At the same time, the GDR used the prison for juvenile deliquents until 1954 and afterwards until 1960 as a military prison. I was told by the organisation who organized to photo tour that people who try to flee the GDR were detained here while waiting for their trial.
In 1964 the state TV of GDR used the prison for commercial purposes. In May 1980, the first memorial to the victims of the »Köpenick Week of Blood« was set up in a basement cell of the former prison. It was significantly extended in September 1987, and presented to the public as a »showcase of the tradition of anti-fascist struggle in Berlin-Köpenick 1933-1945«. Since June 1993, the »Köpenick Week of Blood June 1933« Memorial hat been located here.
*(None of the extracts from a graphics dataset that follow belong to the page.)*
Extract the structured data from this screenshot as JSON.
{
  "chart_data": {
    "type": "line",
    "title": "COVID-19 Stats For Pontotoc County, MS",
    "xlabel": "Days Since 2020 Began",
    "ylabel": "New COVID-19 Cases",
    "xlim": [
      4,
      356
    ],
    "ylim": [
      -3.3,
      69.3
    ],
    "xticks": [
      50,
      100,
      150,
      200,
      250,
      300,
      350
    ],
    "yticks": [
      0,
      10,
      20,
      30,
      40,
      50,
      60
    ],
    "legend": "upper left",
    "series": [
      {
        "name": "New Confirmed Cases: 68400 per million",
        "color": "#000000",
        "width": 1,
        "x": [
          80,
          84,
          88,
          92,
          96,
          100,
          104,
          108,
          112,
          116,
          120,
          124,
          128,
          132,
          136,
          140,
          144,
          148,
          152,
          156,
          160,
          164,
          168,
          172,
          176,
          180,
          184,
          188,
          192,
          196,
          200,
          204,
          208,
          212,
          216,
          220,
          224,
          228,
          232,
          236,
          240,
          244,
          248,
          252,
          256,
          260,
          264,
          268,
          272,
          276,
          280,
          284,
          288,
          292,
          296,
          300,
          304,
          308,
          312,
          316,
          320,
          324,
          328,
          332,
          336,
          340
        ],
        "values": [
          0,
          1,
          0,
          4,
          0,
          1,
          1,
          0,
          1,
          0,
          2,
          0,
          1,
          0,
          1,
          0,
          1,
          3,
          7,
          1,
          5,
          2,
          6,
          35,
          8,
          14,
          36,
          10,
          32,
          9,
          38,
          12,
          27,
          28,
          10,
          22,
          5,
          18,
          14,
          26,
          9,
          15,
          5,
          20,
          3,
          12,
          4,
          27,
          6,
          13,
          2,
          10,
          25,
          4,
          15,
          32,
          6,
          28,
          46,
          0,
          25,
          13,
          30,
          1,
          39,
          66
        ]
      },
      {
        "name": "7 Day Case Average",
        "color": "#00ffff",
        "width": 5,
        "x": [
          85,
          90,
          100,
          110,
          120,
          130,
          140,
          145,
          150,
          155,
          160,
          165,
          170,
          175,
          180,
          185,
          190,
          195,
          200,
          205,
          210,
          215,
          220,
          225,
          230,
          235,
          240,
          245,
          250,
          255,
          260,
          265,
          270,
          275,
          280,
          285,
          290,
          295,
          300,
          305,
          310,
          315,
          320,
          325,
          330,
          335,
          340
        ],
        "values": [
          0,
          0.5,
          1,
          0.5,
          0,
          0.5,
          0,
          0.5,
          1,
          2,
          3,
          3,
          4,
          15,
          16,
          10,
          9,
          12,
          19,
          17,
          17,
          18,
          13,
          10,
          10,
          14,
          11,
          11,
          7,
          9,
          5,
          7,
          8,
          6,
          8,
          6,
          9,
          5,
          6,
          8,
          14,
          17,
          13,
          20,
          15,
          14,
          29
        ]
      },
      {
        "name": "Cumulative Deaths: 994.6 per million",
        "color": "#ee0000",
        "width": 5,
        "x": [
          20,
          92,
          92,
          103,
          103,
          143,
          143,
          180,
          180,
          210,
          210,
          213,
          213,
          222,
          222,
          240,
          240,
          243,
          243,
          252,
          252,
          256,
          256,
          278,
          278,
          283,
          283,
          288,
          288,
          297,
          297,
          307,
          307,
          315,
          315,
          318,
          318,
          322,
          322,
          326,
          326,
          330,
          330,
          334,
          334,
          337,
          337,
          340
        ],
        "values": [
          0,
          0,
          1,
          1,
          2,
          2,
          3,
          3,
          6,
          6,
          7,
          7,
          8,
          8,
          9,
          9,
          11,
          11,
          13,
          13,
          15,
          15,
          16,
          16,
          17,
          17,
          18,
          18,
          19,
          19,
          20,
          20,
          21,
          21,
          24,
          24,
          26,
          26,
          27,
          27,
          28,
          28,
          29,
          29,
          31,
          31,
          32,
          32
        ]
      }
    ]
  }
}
It is administered by the district authority of Treptow-Köpenick and is subordinate to the Treptow-Köpenick museum of local history department, which is aided by a support association.
Walking through the prison gives an impression of the harsh conditions the prisoners had to endure. A photo team was taking a shoot out in the prison with a “muscle man”. Whatever the purpose was I found this — to put in mild words — very insensitive to the horrors which occurred at this prison during the Nazi-Regime. I recommend a visit to this site of remembrance.